La franche hostilité de l’administration Trump aux Palestiniens – il a désigné un sioniste militant comme ambassadeur -  et l’alignement des pays du Golfe, obsédés par l’Iran, n’augurent pas d’une relance des efforts pour résoudre la question palestinienne.

Les Etats-Unis, qui sont clairement  un partenaire de la colonisation des territoires palestiniens  et non un parrain du processus de paix comme l’a souligné le très modéré Mahmoud Abbas, ont opposé leur veto à une résolution du Conseil de sécurité réclamant une enquête.

Les Palestiniens sont seuls et les condamnations du carnage commis par Israël à Gaza restent en général très timorées. Les réprobations occidentales se sont faites timides, les Arabes n’assurent même plus le service minimum de la condamnation verbale.

Seuls quelques pays ont qualifié le massacre de Gaza par son nom, les pays du Maghreb, le Liban et l’Irak. Les autres pays arabes attendaient formellement la réunion de la ligue arabe mercredi

L’autorité palestinienne, qui maltraite aussi Gaza, est dans l’impasse tout en continuant de croire qu’une démarche multilatérale serait possible malgré l’hostilité américaine.  Le processus de réconciliation entre le Fatah et le Hamas est, à chaque fois, bloqué à la dernière minute.

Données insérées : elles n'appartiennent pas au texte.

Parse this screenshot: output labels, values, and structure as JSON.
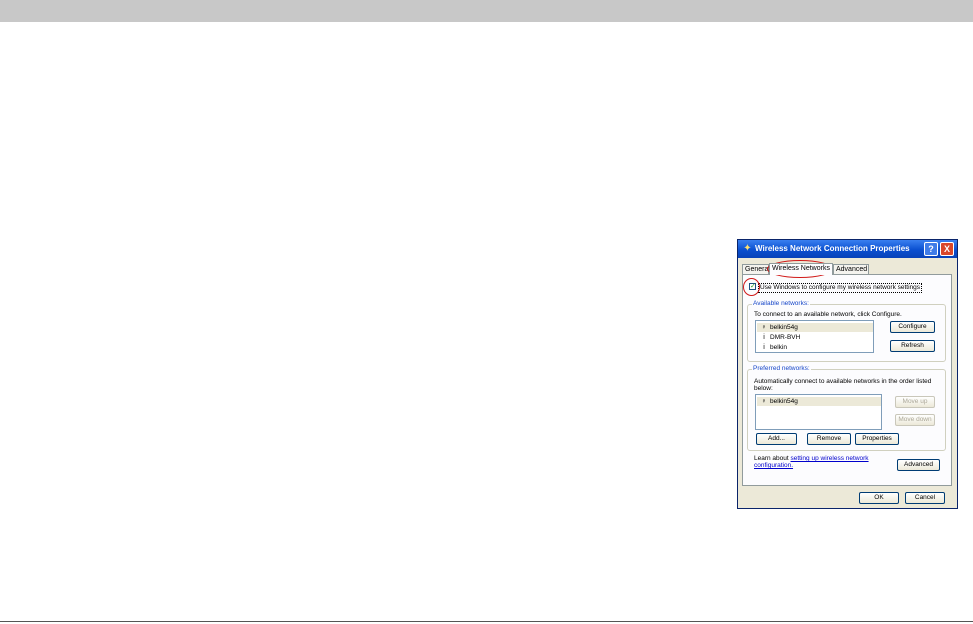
{
  "dialog": {
    "title": "Wireless Network Connection Properties",
    "help_label": "?",
    "close_label": "X",
    "tabs": [
      {
        "label": "General"
      },
      {
        "label": "Wireless Networks"
      },
      {
        "label": "Advanced"
      }
    ],
    "active_tab": "Wireless Networks",
    "use_windows": {
      "label": "Use Windows to configure my wireless network settings",
      "checked": true
    },
    "available": {
      "group_title": "Available networks:",
      "instruction": "To connect to an available network, click Configure.",
      "networks": [
        "belkin54g",
        "DMR-BVH",
        "belkin"
      ],
      "configure_label": "Configure",
      "refresh_label": "Refresh"
    },
    "preferred": {
      "group_title": "Preferred networks:",
      "instruction_line1": "Automatically connect to available networks in the order listed",
      "instruction_line2": "below:",
      "networks": [
        "belkin54g"
      ],
      "move_up_label": "Move up",
      "move_down_label": "Move down",
      "add_label": "Add...",
      "remove_label": "Remove",
      "properties_label": "Properties"
    },
    "learn": {
      "prefix": "Learn about ",
      "link_text": "setting up wireless network configuration."
    },
    "advanced_label": "Advanced",
    "ok_label": "OK",
    "cancel_label": "Cancel"
  },
  "colors": {
    "titlebar": "#0a4fd0",
    "dialog_face": "#ece9d8",
    "highlight": "#d01818",
    "link": "#0000cc",
    "group_title": "#1646c8"
  },
  "icons": {
    "title": "network-icon",
    "secure_network": "antenna-icon",
    "open_network": "info-antenna-icon"
  }
}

La mobilisation contre le blocus israélien et pour le droit au retour sur les terres dont ils ont été chassés à la création de l’État hébreu en 1948 s’est achevée théoriquement mardi.

La revendication du “droit au retour” s’est doublée lundi de la protestation contre l’ouverture de l’ambassade américaine à Jérusalem.

Le chef de l’autorité palestinienne Mahmoud Abbas qui tergiverse sur la réconciliation et qui hésite toujours à saisir la justice internationale est dans une situation intenable.

Mardi, les manifestations, au lendemain de dizaines de cortèges funèbres, ont baissé d’ampleur. Demain, les habitants de Gaza entameront le ramadan.  Les Palestiniens et surtout les jeunes ne baissent pas les bras.

Près de la barrière de séparation, Mutassim Hajjaj, 26 ans, exhibe des vidéos le montrant essayer de franchir les grillages lundi. Il dit sa satisfaction d’avoir à distance troublé la fête américaine.

“C’est une victoire pour nous, le peuple palestinien, cela a fait rejaillir la question du droit au retour”, dit-il en faisant valoir que Gaza a éclipsé le transfert de l’ambassade américaine à Jérusalem et l’a montré sous un jour sinistre.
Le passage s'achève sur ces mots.